We left the suburban stream for a suburban pond in the middle of a condo complex. It's home to bluegills, largemouths, some pumpkinseed and a few koi. As usual, the black Killer Bugger racked up sunfish after sunfish, and also a few smaller bass.
The above bass was not the largest I hooked. There was one I thought was 10-11" and Coach thought was 12-13". It put up a whale of a fight on the soft rod. Unlike with the smallmouth earlier in the day, this time the hook held and I finally got it in. Unfortunately, the pond has about a 18" vertical paving stone "bank" that you have to lift fish up and over. After catching numerous fish, and after a good tussle with the largemouth, the 7X was too abraded and snapped as soon as I tried to lift the fish.

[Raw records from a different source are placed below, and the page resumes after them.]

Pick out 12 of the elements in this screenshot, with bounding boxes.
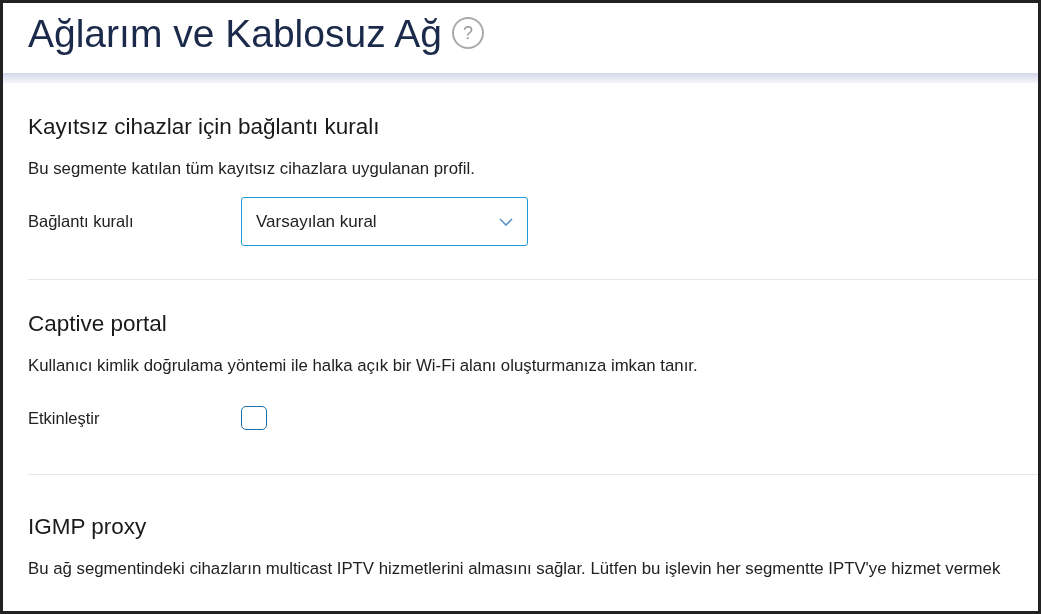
section-description: Bu segmente katılan tüm kayıtsız cihazlara uygulanan profil. bbox=[28, 159, 476, 179]
section-title: Captive portal bbox=[28, 310, 168, 338]
section-description: Kullanıcı kimlik doğrulama yöntemi ile halka açık bir Wi-Fi alanı oluşturmanıza imkan tanır. bbox=[28, 356, 699, 376]
field-label: Bağlantı kuralı bbox=[28, 211, 135, 233]
chevron-down-icon bbox=[499, 217, 513, 226]
section-description: Bu ağ segmentindeki cihazların multicast IPTV hizmetlerini almasını sağlar. Lütfen bu işlevin her segmentte IPTV'ye hizmet vermek bbox=[28, 558, 1002, 579]
page-title: Ağlarım ve Kablosuz Ağ bbox=[28, 13, 443, 53]
field-label: Etkinleştir bbox=[28, 408, 101, 429]
section-title: IGMP proxy bbox=[28, 512, 148, 541]
dropdown-field[interactable]: Varsayılan kural bbox=[241, 197, 528, 246]
section-title: Kayıtsız cihazlar için bağlantı kuralı bbox=[28, 113, 381, 141]
checkbox[interactable] bbox=[241, 406, 267, 431]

I used to spin fish for bass with 2 lb test line. My rule then was to retie after each fish. If I'm going to fish for bass with 7X tippet I'll have to follow the same rule. It's not so critical with trout or sunfish, but with ultra light tippets, it's probably a good idea to check the tippet frequently for abrasion - whether from rocks, branches or fish teeth.
I'm not sold on using 10X tippet - at least not yet. I suspect the fish in Japan are more highly pressured than the fish here, not to mention being smaller on average. I do think that lighter lines do make for better presentations, though, and I do like softer rods.
I'll need to fish the Suntech ZPRO 54 a few more times before deciding whether to import them (although if you want one I can certainly order one for you). If you would like to try the light line approach using 7X tippet and a less extreme rod, the Nissin 2Way 450ZX soft and medium rods, as well as the Nissin Fine Mode Kosansui 450 soft are rated for lines down to 9X. They are shorter rods than the ZPRO54, at 4.5m rather than 5.4m, and a bit heavier, but they will certainly give you a feel for the zero drag / zero resistance approach to keiryu fishing.
Oh, I almost forgot. After casting the ZPRO 54 for a while, it struck me that it felt a lot like a tenkara rod. I put on a size 3 line and it cast beautifully. The 3 felt a little heavier than necessary, particularly at full extension, so I tried a size 2 line. It cast beautifully. Never one to stop halfway, I put on a 17.5' size 1.5 line and was blown away at how well it cast. I am redoubling my efforts to find lighter line that can be used as tenkara line. If you have any interest in fishing "far and fine", as Charles Cotton put it, the Suntech ZPRO is the best rod I've found so far to do just that.
Can't wait to get it on the stream again!